Podríamos aludir a decenas de estupendos detalles, pero no podemos señalarlo todo. No podemos detenernos con la llegada a Wansburg del circo del Profesor Jones, ilusionista e hipnotizador; ni podemos señalar que es durante el regocijante espectáculo cuando el muchacho se siente mal debido a las fiebres. No podemos hablar de cómo durante la epidemia se recrudecen las desavenencias entre el médico y el pastor. No podemos hablar de… Pero no podemos olvidarnos de una de las últimas secuencias, cuando, dispuesto a todo, Backett, con su horda del KKK, va a por el tío Famous y sus tierras. Llegan con antorchas y disfraces. El pastor está presente. Los Isbell vigilan. El muchacho interviene y le suplica al pastor que no deje que ahorquen o quemen a Tío Famous. Los del KKK no se apiadan, siguen dispuestos a quemar lo que sea, incluyendo al hombre. Entonces el Pastor lee el supuesto testamento del Tío Famous:
No ha ahorrado mucho en la vida pero las cosas que tiene quiere que vayan a sus amigos. La casa se la deja a uno de los presentes porque su padre le dio la libertad; que sus cañas de pescar sean para otro de los que iban a asesinarlo, en recuerdo de que cuando era niño le enseñó a pesar percas doradas… La mica de la finca se la dona al Sr. Lon Backett, pues la quiere con desesperación… En vista de lo cual los encapuchados renuncian al linchamiento.

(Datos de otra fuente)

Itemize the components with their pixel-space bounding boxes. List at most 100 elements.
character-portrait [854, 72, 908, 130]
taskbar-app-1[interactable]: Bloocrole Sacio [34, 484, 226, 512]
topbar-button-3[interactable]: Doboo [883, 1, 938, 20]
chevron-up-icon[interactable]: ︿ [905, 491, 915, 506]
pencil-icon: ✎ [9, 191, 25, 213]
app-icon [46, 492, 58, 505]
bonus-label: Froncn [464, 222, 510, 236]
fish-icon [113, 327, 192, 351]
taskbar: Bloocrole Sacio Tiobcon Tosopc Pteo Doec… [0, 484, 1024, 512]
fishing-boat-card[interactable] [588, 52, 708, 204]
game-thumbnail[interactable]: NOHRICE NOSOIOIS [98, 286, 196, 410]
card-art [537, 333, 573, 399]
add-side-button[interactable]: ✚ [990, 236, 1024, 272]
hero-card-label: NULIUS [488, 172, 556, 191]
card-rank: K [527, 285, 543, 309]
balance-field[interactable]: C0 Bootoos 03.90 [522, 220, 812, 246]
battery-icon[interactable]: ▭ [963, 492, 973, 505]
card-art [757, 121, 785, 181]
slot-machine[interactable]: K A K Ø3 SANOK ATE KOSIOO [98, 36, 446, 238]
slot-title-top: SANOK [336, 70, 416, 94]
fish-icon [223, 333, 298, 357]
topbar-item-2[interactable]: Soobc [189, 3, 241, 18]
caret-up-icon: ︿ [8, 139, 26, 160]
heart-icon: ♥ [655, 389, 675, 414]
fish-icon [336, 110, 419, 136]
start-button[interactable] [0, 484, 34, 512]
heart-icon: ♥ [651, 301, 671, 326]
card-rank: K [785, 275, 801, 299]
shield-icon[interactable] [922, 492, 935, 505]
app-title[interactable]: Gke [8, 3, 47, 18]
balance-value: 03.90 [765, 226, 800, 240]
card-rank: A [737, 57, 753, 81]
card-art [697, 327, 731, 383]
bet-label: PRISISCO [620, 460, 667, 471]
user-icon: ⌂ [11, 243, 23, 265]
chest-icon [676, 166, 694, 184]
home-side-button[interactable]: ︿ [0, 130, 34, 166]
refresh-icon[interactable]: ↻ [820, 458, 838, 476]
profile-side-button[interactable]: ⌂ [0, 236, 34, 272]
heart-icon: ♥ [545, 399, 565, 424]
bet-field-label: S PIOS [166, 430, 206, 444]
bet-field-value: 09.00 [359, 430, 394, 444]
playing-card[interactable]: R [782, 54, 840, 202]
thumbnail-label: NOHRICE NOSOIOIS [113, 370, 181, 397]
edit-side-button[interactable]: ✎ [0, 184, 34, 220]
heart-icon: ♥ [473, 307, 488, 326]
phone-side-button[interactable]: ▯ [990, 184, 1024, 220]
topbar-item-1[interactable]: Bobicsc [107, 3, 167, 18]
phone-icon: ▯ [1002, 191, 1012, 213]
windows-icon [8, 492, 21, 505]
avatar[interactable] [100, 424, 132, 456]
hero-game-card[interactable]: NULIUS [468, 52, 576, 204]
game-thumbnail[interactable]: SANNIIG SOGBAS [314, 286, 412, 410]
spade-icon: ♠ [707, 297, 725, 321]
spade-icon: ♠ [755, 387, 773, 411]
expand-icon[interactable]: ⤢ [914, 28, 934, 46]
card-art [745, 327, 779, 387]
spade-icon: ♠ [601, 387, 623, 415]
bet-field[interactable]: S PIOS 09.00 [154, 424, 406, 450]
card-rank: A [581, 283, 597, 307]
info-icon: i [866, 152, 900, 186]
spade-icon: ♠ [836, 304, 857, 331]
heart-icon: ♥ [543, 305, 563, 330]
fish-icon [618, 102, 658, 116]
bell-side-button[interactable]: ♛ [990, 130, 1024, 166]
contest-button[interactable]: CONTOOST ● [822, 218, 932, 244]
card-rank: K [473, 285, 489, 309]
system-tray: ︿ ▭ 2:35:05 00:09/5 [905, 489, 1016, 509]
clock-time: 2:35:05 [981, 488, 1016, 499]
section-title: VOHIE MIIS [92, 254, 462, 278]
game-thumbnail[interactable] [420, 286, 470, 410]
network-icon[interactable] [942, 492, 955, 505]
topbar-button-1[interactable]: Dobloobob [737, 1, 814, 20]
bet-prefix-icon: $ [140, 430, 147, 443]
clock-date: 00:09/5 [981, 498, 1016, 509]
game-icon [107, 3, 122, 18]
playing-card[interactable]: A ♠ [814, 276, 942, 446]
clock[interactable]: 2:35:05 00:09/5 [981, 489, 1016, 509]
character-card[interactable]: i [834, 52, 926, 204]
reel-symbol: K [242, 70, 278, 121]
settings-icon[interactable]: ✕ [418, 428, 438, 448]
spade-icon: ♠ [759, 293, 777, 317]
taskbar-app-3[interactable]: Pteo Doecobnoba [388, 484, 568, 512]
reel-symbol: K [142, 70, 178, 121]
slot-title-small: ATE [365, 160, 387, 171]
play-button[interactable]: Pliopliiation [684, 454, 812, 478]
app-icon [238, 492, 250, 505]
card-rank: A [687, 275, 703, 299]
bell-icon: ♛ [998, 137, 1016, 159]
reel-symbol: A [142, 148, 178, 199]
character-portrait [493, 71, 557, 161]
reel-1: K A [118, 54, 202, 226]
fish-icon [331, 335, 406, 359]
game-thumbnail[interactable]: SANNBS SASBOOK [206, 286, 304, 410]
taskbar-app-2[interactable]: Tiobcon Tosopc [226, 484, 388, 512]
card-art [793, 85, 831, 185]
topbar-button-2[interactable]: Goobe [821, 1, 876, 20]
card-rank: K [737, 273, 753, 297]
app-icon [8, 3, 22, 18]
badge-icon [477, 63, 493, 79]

La primera vez que vi Estrellas de mi corona me pareció una película interesante, sin más. Como algo quedó resonando en mi mente --una secuencia especial, una frase oportuna, un carácter bien perfilado— enseguida decidí verla una segunda vez; entonces me di cuenta de que era una película estupenda. Cuando la vi por tercera vez pensé que era memorable. No le sobra ni le falta nada, cuenta una historia a través de la que conocemos mejor el mundo y a las personas, y toda ella está realizada a base de secuencias precisas y sensibles.